Three newly reported deaths on Tuesday raised Minnesota’s pandemic toll to 7,627. Among those who have died, about 59 percent had been living in long-term care or assisted living facilities; most had underlying health problems.
The state’s recorded 606,870 total confirmed or probable cases in the pandemic, including the 386 — a three-day sum — posted Tuesday.
Roughly 99 percent of Minnesotans known to be infected with COVID-19 have recovered to the point where they no longer need to isolate.
Regionally, all parts of Minnesota are in relatively good shape. Caseloads are expanding, however, in the southeast and in east-central Minnesota, as well as the Twin Cities metro area. East-central Minnesota has the state’s lowest vaccination rates, but southeastern Minnesota and the the Twin Cities region have the highest.
People in their 20s still make up the age bracket with the state’s largest number of confirmed cases — more than 112,000 since the pandemic began.
Although young people are less likely to feel the worst effects of the disease and end up hospitalized, experts worry they can spread it unknowingly to older relatives and members of other vulnerable populations.
Vaccination pace crawls
About 3 million residents 16 and older now have at least one vaccine dose.
More than 2.8 million are completely vaccinated as of Thursday, the most recent data available.

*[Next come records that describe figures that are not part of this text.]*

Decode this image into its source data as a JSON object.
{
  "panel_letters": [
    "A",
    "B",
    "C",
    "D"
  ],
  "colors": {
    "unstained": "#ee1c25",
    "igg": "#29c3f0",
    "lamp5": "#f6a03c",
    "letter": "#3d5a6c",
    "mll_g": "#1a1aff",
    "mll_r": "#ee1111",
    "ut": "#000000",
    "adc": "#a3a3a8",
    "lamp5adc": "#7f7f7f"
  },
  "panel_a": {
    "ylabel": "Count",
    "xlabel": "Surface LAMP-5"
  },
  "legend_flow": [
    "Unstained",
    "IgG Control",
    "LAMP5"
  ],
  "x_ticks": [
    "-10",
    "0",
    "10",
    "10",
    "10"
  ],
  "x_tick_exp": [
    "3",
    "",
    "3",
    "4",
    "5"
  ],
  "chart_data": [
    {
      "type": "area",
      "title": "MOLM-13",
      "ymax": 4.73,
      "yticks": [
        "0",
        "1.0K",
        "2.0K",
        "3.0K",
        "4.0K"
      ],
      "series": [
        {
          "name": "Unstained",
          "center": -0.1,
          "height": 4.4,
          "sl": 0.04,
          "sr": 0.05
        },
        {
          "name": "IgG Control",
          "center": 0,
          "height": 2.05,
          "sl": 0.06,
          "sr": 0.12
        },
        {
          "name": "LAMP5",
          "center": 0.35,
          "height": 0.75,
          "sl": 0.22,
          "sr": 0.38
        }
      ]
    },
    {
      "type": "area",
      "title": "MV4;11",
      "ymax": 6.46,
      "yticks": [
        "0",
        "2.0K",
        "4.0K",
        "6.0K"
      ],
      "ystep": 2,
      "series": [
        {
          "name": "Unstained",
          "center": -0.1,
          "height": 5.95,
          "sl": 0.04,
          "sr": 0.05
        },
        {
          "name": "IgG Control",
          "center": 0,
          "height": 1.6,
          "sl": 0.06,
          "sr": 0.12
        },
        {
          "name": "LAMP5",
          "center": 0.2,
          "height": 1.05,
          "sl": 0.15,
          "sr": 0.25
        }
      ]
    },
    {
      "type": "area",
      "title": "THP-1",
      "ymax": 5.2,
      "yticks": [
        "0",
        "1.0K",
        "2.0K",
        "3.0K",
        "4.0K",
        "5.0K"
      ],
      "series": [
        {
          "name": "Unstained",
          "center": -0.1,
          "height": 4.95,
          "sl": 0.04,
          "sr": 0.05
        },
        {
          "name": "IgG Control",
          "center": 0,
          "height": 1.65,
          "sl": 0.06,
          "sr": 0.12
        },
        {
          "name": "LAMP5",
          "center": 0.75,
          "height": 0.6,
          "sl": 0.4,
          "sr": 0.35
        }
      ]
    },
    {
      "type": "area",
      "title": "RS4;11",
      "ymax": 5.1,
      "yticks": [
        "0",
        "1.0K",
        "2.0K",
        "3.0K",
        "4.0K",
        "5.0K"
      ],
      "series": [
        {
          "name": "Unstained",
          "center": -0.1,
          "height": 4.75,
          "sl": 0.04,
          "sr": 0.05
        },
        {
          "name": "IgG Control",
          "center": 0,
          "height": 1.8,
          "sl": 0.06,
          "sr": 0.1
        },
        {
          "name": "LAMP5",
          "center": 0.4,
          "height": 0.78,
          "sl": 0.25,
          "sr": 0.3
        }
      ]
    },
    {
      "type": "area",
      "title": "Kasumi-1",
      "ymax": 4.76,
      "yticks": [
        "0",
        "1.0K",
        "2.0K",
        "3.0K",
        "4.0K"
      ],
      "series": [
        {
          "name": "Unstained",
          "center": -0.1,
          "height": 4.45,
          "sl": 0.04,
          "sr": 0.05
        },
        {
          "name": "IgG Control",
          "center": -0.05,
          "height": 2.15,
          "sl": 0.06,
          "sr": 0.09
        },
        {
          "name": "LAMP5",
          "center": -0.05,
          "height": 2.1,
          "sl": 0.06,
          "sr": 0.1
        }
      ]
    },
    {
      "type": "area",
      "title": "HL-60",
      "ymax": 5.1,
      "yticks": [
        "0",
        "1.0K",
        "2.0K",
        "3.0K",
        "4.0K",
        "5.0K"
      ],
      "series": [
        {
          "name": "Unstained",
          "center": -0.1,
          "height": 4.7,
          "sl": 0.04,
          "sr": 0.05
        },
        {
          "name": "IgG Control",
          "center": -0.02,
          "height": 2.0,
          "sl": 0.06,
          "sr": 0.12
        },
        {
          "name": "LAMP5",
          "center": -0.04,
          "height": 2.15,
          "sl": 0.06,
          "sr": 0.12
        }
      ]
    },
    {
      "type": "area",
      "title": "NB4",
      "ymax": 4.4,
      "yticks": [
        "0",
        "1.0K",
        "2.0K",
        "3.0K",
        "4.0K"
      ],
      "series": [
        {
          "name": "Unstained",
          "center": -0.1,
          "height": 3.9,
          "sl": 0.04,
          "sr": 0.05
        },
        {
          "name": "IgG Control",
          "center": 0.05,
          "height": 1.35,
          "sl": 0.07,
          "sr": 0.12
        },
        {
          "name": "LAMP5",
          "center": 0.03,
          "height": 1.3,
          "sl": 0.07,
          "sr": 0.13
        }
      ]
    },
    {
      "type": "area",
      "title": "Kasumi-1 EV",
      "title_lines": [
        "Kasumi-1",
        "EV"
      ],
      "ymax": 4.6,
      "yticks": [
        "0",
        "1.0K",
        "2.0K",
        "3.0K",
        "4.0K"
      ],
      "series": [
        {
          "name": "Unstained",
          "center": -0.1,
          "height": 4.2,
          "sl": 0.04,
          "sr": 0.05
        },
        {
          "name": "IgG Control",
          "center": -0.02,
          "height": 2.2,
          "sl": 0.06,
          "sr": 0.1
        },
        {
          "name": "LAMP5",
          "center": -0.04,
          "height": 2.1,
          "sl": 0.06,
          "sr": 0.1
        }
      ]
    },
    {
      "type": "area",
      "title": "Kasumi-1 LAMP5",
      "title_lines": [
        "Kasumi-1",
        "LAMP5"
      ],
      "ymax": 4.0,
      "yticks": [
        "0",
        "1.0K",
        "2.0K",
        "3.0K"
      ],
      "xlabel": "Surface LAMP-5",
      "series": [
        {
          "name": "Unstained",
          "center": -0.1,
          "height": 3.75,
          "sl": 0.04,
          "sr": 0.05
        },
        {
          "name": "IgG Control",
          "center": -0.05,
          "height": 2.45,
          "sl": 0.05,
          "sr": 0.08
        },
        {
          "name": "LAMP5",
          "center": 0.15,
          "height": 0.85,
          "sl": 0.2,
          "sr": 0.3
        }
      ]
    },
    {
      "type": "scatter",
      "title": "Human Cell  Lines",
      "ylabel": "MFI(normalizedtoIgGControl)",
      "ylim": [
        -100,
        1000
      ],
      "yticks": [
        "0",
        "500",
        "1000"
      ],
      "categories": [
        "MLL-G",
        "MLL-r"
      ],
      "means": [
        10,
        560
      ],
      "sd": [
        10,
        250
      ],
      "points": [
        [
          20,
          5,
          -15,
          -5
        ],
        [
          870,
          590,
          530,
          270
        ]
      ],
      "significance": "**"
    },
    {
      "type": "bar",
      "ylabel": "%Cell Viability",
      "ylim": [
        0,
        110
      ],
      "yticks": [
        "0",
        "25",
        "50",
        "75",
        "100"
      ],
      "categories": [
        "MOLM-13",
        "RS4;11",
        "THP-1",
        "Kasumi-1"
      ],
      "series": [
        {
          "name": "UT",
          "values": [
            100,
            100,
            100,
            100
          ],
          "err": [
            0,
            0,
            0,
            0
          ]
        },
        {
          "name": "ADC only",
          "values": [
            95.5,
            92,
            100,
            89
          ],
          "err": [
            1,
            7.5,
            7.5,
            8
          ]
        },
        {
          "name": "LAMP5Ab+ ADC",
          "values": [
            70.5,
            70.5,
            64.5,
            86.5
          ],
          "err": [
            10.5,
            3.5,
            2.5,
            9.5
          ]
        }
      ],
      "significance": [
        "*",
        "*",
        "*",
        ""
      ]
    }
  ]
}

That’s about 64.5 percent of the state’s 16-and-older population completely vaccinated and 67.5 percent with at least one shot, including 91 percent of people 65 and older.
Add in more than 112,000 12-to-15-year-olds with at least one dose and Minnesota has topped 3 million residents with one or more shots. About 53 percent of the state’s total population is now completely vaccinated.
While Minnesota’s vaccination rate recently showed an uptick, the pace has fallen dramatically since peaking in April and continues to trudge along.
At the current pace, it appears it will be late August or early September before Minnesota has 70 percent of residents 16 and older with at least one vaccine dose — a target officials once hoped to reach by July 1.
Minnesota’s also seeing big regional gaps in vaccination rates, with most counties outside the Twin Cities region still below 70 percent of adults vaccinated.